L’administration Trump avait toujours dit vouloir secouer la région en rapprochant Israël de ses voisins arabes dans une sorte d’union sacrée contre l’Iran. Ces accords esquissent ce changement d’ère et semblent reléguer la question palestinienne en arrière-plan, comme l’espérait la Maison-Blanche.

Le ministre d’État émirati aux Affaires étrangères, Anwar Gargash, a assuré qu’il fallait « une percée stratégique », car la « démarche des Arabes consistant à ne pas avoir de contacts avec Israël » n’avait « pas servi les aspirations du peuple palestinien ».

Selon David Makovsky, « ce n’est plus le Moyen-Orient de papa, c’est une nouvelle région » où, fait extraordinaire, la Ligue arabe a refusé de condamner la décision des deux monarchies du Golfe.

« Les Palestiniens vont attendre de voir ce que donne l’élection américaine, mais quand la poussière retombera, ils devront repenser leur position », estime cet ex-diplomate américain.

Les avions de la discorde

Pour Donald Trump, qui brigue un second mandat dans sept semaines et n’avait jusqu’ici que peu d’avancées diplomatiques à présenter aux électeurs, c’est un succès reconnu jusque chez ses adversaires démocrates.

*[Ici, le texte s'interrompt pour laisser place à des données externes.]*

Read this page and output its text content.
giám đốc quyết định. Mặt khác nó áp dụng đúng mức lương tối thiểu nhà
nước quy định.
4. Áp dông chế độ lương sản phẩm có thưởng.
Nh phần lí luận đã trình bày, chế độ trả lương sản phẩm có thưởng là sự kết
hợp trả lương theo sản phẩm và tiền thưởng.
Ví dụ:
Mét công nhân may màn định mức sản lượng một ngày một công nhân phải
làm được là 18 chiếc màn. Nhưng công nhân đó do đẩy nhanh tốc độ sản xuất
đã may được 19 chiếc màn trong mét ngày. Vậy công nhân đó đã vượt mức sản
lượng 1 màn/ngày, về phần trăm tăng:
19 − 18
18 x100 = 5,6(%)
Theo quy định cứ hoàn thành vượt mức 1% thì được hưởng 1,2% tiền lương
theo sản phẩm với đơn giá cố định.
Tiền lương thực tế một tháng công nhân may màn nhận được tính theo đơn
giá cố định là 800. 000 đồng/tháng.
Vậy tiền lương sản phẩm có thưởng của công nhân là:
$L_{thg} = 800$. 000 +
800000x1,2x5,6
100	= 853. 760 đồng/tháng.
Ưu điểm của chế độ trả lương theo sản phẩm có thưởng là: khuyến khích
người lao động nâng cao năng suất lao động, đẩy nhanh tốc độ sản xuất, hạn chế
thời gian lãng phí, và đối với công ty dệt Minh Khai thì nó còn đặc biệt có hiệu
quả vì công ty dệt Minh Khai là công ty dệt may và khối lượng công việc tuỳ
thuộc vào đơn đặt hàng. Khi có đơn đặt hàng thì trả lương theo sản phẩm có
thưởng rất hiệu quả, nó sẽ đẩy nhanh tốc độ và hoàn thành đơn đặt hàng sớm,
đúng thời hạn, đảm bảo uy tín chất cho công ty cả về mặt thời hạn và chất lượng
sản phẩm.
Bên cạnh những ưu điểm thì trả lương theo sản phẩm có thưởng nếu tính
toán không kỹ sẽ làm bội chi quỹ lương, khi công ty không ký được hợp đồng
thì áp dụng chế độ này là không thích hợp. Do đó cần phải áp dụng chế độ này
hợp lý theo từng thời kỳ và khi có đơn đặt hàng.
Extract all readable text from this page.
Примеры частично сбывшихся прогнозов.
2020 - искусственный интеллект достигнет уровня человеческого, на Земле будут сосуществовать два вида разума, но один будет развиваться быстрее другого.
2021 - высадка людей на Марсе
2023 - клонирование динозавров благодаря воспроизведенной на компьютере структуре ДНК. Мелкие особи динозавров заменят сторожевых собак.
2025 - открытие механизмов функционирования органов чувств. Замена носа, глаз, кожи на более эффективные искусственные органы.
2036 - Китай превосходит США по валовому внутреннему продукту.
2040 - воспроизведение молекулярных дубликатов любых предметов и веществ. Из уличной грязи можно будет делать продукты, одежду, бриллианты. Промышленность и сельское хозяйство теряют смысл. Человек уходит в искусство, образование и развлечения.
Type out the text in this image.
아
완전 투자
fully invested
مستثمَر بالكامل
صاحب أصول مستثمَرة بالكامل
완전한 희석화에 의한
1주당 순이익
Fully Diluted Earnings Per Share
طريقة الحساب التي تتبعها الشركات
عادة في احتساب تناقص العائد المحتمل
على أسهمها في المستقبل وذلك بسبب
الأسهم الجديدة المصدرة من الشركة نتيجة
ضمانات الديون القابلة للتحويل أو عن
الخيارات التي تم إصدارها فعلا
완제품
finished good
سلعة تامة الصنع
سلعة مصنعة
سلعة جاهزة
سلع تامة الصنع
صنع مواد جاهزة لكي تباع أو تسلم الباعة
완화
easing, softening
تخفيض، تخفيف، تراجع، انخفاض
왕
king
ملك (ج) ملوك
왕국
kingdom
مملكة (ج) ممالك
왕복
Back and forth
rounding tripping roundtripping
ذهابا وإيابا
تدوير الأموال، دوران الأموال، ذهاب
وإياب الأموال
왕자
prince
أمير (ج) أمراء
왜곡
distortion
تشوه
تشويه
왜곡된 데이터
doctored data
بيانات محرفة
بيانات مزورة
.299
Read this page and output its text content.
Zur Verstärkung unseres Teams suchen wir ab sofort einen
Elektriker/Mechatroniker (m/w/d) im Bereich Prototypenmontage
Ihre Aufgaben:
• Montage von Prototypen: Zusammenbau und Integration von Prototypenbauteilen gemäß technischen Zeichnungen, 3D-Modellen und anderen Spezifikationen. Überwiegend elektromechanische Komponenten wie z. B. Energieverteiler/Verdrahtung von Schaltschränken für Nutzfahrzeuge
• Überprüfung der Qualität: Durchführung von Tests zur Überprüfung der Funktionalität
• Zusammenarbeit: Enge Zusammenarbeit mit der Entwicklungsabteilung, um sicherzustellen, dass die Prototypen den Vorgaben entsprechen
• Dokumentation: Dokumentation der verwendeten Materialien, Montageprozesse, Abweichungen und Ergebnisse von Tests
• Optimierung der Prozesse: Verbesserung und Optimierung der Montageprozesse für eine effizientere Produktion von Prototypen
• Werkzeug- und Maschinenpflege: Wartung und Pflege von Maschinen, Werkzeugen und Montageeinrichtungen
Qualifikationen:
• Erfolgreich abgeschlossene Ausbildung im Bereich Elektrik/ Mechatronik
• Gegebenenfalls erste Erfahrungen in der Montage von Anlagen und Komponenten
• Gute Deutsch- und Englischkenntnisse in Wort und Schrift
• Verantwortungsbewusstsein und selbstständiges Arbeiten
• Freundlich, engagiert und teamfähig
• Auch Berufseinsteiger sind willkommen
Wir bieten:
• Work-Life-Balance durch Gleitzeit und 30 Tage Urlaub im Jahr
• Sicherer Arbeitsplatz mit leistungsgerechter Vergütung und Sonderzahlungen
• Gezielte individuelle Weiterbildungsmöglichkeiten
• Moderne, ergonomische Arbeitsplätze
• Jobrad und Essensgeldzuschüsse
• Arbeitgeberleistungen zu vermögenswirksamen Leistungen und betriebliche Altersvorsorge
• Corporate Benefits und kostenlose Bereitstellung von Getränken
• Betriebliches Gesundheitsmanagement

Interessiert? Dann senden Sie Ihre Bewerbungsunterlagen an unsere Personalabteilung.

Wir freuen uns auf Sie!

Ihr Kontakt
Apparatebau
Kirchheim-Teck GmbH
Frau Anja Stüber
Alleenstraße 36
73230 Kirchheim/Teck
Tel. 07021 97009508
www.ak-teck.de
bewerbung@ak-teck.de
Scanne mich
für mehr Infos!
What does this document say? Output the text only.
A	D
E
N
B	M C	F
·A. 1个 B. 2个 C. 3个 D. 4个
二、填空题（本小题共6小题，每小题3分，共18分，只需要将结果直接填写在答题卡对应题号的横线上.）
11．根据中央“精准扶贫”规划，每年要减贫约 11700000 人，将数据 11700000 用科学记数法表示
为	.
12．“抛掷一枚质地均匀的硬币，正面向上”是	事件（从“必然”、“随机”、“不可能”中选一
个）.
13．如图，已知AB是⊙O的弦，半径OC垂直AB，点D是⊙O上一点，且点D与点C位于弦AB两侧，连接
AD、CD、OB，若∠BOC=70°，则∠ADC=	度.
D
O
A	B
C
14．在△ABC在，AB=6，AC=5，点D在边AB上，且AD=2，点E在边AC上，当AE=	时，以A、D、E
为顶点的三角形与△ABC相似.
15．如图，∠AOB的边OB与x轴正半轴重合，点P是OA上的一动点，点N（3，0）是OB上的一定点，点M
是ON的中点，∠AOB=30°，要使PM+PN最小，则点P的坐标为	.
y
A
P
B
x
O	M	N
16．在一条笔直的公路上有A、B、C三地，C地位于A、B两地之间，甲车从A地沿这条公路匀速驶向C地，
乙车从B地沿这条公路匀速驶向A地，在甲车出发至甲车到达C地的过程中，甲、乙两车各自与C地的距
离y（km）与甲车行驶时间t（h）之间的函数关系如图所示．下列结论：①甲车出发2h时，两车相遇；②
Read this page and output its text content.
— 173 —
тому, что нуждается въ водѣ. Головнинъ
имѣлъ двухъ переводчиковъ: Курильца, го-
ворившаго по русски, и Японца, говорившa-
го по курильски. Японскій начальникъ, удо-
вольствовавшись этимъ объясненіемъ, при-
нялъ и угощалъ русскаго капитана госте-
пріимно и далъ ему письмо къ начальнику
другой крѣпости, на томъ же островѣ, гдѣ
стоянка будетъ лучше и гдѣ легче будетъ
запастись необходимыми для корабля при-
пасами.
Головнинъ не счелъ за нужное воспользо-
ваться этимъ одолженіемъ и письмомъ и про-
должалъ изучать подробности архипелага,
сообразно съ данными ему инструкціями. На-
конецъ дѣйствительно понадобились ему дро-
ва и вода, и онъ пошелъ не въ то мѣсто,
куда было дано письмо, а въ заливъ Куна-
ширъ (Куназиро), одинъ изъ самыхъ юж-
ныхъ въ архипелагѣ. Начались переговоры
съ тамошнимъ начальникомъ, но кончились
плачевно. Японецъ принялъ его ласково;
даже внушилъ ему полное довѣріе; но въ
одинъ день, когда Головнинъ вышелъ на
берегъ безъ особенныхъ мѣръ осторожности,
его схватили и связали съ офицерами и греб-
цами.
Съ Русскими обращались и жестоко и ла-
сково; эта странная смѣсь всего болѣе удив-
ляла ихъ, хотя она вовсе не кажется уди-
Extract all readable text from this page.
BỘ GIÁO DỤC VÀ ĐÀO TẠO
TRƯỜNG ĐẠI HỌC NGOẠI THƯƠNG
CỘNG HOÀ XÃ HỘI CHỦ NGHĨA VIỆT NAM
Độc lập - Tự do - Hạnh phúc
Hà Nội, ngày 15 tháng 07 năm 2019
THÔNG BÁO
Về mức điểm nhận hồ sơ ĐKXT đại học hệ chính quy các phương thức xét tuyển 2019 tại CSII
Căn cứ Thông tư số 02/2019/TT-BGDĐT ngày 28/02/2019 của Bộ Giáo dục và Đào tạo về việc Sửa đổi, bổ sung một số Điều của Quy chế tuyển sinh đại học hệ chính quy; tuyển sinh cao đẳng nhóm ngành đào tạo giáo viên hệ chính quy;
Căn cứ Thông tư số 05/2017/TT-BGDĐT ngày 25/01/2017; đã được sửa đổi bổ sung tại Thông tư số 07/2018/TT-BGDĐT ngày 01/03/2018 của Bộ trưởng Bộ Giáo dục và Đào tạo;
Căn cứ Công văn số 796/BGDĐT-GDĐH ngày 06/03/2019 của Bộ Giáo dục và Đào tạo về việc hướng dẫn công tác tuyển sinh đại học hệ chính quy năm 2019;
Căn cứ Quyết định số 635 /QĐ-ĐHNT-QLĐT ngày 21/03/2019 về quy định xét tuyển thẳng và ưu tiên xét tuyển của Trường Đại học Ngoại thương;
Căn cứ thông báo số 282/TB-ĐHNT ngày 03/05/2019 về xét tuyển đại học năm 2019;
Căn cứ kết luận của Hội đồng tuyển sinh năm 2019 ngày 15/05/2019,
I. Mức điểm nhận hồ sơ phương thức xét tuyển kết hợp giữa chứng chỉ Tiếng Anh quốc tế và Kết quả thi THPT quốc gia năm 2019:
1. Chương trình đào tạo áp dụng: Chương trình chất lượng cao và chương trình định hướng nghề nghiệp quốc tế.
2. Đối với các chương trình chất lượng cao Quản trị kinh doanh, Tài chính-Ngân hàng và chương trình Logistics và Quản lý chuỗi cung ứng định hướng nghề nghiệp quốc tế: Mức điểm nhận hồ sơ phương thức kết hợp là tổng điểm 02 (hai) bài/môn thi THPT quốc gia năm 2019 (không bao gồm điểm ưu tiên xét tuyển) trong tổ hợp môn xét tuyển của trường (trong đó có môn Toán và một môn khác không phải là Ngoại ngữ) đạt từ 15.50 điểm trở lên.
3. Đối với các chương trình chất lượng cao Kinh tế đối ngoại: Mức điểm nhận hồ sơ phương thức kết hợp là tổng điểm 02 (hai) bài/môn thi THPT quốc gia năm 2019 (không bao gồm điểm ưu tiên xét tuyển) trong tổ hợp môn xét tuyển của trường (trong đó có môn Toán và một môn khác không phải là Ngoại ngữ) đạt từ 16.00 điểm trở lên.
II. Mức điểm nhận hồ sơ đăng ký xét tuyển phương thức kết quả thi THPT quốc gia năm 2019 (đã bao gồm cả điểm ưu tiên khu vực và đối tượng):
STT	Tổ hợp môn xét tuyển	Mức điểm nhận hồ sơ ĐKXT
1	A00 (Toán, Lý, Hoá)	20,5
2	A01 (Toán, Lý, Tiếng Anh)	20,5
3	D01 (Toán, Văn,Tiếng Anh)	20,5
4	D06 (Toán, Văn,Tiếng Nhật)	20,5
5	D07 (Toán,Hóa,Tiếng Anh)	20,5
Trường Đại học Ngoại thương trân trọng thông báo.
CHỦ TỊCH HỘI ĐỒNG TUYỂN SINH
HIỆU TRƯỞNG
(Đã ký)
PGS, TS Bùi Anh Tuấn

Depuis l’annonce le 13 août de l’accord israélo-émirati, suivie la semaine dernière de celle concernant Bahreïn, le camp du milliardaire républicain ne lésine pas sur les superlatifs pour vanter son action, digne à l’en croire du prix Nobel de la paix.

Des divergences sont toutefois déjà apparues sur les conditions entourant l’accord avec les Émirats.  

Le président américain a ainsi assuré mardi qu’il n’aurait « aucun problème » à vendre des avions de chasse américains F-35 aux Émirats arabes unis, qui veulent en acquérir de longue date.

Or, Benyamin Nétanyahou s’oppose fermement à cette vente, pour préserver la supériorité militaire de son pays dans la région.